As a Black stage artist primarily based in New York, Lewis has been a part of the reset the theatre area has been enterprise in response to growing requires larger range, fairness, and inclusion. In 2020 he joined the likes of Audra McDonald, Brian Stokes Mitchell, Kenny Leon, Capathia Jenkins, Wendell Pierce, Anna Deavere Smith, Vanessa Williams, and others to create Black Theatre United (BTU). The co-founders deliver a gravitas and accountability to the work, having already damaged floor for Black theatre artists; Lewis himself made historical past enjoying Javert in Les Misérables after which the title position in The Phantom of the Opera.
“In the wake of George Floyd, it just became a necessary thing to speak out about injustices,” Lewis stated. “We decided to create a coalition to make things better. We have a mission to bring equity, diversity, and inclusion into the theatre, not only onstage but behind the stage as well.”
BTU centered conversations round these matters by convening a web based summit within the spring of 2021.
“We had theatre owners, producers, directors, union leaders participate,” Lewis stated. “Instead of pointing fingers in people’s faces and saying, ‘You have to do this,’ we said, ‘Let’s have a conversation and understanding between us.’ So many people talked freely and openly about how they felt about what was going on. We’re going to do that again.”

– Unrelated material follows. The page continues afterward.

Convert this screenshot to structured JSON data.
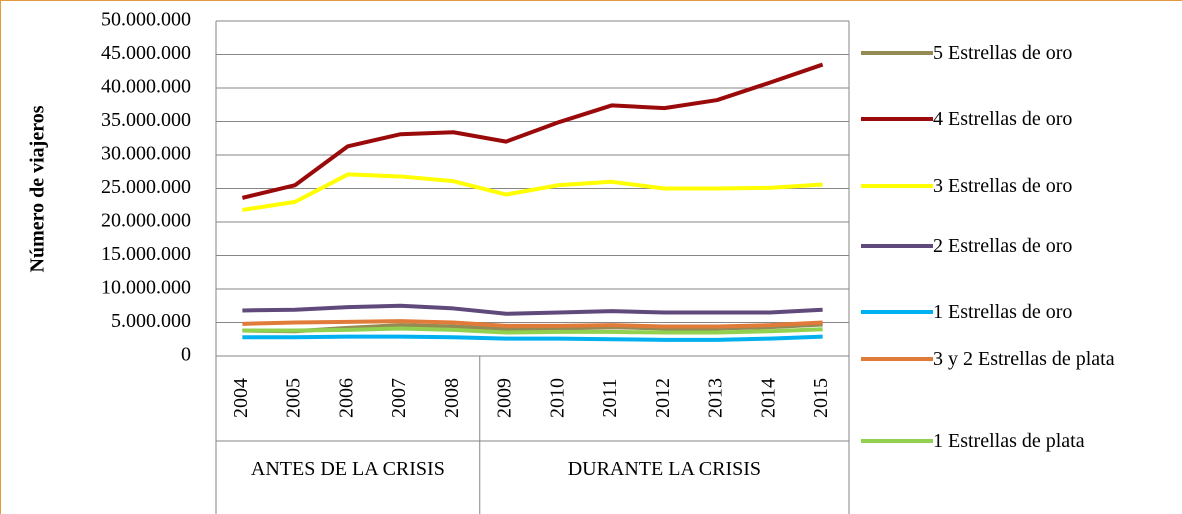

That summit produced the New Deal for Broadway, a signatory pledge round fairness and inclusion. Producers and union heads weren’t capable of conform to every little thing, however, stated Lewis, “It is just the beginning of the conversation to hold people accountable for certain things that need to change.”
Initially, Lewis stated, pursuing roles historically solid with white actors was nearly touchdown coveted elements. But he’s come to acknowledge a larger significance.
“There are few of us, especially in my age range, that could have done that—I was just lucky enough to be that one chosen,” he stated. “It meant more to me after the shows, when I would see people backstage from different countries and they would say things like, ‘Oh, now I can see myself doing the role.’ It’s definitely about representation.”
In A Soldier’s Play, although, he’s representing extra than simply himself. As with any interval piece in regards to the African Americans—he originated a task within the antebellum-set musical Dessa Rose—the mandate is “to honor the ancestors. Because of their struggle, I am where I am right now. You try to bring the authenticity and the truth and the strength of who they were.”
Leo Adam Biga (he/him) is an Omaha-based freelance author and the creator of the 2016 e-book Alexander Payne: His Journey in Film.